Per-Section Evidence Summary
Include at section end:
--- **Evidence Quality for Section 3 (Genetics)**: - Causal/Mendelian (T1): 5 genes - Replicated GWAS (T2): 23 loci - Single GWAS (T3): 45 associations - Mention/Predicted (T4): 12 ---
References Section
At the end of the report, include complete tool usage log:
## References ### Tools Used | # | Tool | Parameters | Section | Items Retrieved | |---|------|------------|---------|-----------------| | 1 | OSL_get_efo_id_by_disease_name | disease="Alzheimer disease" | Identity | 1 | | 2 | ols_get_efo_term | obo_id="EFO:0000249" | Identity | 1 | | 3 | OpenTargets_get_associated_targets_by_disease_efoId | efoId="EFO_0000249" | Genetics | 245 | | ... | ... | ... | ... | ... | ### Data Retrieved Summary - Total tools used: 45 - Total API calls: 78 - Sections completed: 10/10
Progressive Update Pattern
After researching EACH dimension, immediately update the report file:
# After each dimension's research completes:
# 1. Read current report
with open(report_file, 'r') as f:
report = f.read()
# 2. Replace placeholder with formatted content
report = report.replace(
"## 3. Genetic & Molecular Basis\n*Pending...*",
formatted_genetics_section
)
# 3. Write back immediately
with open(report_file, 'w') as f:
f.write(report)
# 4. Continue to next dimension
Final Report Quality Checklist
Before presenting to user, verify:
- • All 10 sections have content (or marked as "No data available")

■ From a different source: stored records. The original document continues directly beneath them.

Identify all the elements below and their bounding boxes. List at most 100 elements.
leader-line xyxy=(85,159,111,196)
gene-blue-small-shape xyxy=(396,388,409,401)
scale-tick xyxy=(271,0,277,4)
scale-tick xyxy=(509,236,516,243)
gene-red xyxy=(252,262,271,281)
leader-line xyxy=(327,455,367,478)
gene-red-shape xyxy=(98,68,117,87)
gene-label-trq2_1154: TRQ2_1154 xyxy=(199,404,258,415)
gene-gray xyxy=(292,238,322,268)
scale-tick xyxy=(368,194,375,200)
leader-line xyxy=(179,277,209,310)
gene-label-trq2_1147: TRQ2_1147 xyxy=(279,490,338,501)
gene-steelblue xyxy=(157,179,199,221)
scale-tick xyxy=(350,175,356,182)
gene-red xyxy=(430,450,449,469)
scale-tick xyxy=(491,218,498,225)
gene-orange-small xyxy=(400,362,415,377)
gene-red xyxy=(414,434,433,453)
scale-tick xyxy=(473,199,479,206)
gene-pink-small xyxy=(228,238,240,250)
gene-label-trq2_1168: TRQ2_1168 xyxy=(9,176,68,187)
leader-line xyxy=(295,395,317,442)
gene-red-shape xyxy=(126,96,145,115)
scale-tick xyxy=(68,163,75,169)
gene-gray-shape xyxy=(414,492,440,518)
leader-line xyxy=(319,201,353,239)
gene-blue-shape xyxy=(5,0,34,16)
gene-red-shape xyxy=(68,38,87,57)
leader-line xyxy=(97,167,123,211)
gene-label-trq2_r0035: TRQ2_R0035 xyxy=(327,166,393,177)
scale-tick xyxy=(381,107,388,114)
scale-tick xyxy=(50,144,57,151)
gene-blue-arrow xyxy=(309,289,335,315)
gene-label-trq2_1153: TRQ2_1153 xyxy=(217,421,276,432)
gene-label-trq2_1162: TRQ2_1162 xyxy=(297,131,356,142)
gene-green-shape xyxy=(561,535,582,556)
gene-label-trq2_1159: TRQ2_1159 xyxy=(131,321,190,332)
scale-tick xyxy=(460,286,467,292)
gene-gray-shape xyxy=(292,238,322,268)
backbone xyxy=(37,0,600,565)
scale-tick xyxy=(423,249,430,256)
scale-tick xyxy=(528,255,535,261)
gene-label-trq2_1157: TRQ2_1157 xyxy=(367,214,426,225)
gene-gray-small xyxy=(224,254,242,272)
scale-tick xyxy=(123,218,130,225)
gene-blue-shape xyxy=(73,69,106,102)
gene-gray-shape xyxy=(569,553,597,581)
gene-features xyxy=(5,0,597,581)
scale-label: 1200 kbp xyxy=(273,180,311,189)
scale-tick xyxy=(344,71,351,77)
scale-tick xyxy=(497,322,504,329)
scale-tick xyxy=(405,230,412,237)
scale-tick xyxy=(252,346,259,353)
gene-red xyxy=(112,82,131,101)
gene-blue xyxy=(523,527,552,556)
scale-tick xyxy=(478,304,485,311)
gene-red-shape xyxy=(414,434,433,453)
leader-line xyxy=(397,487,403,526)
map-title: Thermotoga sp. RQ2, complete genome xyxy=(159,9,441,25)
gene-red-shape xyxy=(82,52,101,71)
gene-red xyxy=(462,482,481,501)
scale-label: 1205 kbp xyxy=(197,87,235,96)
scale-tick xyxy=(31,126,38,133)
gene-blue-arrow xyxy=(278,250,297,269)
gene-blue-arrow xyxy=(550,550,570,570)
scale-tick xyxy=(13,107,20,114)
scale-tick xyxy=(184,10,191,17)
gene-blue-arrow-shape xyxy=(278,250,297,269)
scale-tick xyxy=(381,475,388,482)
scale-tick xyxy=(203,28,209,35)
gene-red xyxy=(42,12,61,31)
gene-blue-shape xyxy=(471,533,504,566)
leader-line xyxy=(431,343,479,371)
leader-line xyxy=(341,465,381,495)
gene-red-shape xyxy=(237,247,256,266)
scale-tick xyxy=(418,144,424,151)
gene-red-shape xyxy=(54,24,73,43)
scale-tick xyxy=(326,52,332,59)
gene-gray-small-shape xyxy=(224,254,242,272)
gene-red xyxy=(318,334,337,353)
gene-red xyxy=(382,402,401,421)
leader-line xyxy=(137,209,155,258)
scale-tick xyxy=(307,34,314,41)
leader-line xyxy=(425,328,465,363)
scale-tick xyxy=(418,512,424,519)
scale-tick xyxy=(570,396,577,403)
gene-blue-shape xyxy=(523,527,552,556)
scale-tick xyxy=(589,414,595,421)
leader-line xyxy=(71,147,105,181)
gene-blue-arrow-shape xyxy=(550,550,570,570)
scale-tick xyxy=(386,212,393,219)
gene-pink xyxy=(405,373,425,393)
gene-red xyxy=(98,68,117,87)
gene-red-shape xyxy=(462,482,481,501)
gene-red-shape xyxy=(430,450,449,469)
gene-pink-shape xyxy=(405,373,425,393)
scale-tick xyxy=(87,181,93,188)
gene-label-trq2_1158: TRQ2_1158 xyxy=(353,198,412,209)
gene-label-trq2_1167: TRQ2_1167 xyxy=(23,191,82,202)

- • Every data point has a source citation
- • Executive summary reflects key findings
- • References section lists all tools used
- • Tables are properly formatted
- • No placeholder text remains
Example Output Structure
For "Alzheimer's Disease" research, the final report should be 2000+ lines with:
- •Section 1: 5+ ontology IDs, 10+ synonyms, disease hierarchy
- •Section 2: 20+ phenotypes with HPO IDs, symptoms list
- •Section 3: 50+ genes with scores, 30+ GWAS associations, 100+ ClinVar variants
- •Section 4: 20+ drugs, 50+ clinical trials with details
- •Section 5: 10+ pathways, PPI network, expression data
- •Section 6: 100+ publications, citation analysis, institution list
- •Section 7: 15+ similar diseases with similarity scores
- •Section 8: (if cancer) variants, evidence items
- •Section 9: Pharmacological targets and interactions
- •Section 10: Drug warnings, adverse events
Total: Detailed report with 500+ individual data points, each with source citation.
Tool Reference
See TOOLS_REFERENCE.md for complete tool documentation. See EXAMPLES.md for sample reports.